Relazione fra intermediario creditizio e mercato mobiliare
Il mercato mobiliare è il luogo dello scambio diretto fra imprese che emettono titoli di partecipazione e di debito (strumenti mobiliari) e investitori che li acquistano, esso rappresenta perciò il circuito dello scambio diretto tra prenditori e datori di fondi. Questo mercato è incompleto nel senso che non è in grado di soddisfare completamente la domanda di finanziamento e quella di investimento. Esiste infatti un segmento importante di soggetti che, per natura giuridica, dimensione e rischio, non sono in grado di accedere al mercato mobiliare per l'emissione e il collocamento di strumenti mobiliari. Dall'altra parte esiste un segmento ancor più importante di risparmiatori, potenziali investitori che non sono in grado di effettuare un investimento diretto in strumenti mobiliari perché condizionati da asimmetria informativa, razionalità limitata ecc.

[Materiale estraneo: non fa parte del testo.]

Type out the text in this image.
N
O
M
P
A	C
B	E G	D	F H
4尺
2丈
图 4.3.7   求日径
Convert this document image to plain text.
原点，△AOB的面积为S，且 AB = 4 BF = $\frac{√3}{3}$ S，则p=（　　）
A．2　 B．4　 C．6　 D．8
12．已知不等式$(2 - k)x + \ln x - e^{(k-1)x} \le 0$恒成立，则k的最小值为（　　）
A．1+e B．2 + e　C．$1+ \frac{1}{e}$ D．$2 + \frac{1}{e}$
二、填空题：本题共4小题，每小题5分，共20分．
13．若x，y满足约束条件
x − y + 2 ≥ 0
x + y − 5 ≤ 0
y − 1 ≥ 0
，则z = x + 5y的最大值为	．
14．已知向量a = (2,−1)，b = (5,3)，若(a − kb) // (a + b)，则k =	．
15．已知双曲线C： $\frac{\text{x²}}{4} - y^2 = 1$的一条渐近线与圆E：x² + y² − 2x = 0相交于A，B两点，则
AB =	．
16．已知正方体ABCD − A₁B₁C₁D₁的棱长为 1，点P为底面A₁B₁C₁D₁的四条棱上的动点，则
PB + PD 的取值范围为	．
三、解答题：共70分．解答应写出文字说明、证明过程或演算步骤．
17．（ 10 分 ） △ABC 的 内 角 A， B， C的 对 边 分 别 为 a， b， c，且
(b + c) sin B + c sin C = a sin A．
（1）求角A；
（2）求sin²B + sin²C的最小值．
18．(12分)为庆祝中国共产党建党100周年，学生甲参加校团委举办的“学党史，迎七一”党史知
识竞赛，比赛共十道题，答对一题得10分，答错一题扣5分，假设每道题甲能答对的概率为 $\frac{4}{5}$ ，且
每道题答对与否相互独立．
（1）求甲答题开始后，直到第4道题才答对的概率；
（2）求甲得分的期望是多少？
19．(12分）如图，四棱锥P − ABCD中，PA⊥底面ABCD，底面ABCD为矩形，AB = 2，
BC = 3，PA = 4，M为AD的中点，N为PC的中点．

Gli intermediari creditizi (banche soprattutto) costituiscono invece un circuito di scambio indiretto (o intermediato) e in concreto rendono possibile la soddisfazione dei bisogni di finanziamento e di investimento dei mutuatari e degli investitori insoddisfatti, interponendosi a proprio rischio fra gli stessi. Circuiti diretti e circuiti indiretti, cioè mercato mobiliare e intermediazione creditizia, si escludono e sono alternativi. Fra i due esiste una relazione di competizione poiché gli intermediari creditizi hanno interesse a sviluppare la propria quota di mercato, mentre gli agenti economici hanno interesse a massimizzare le opportunità di scambio diretto e cioè a disintermediare gli intermediari creditizi.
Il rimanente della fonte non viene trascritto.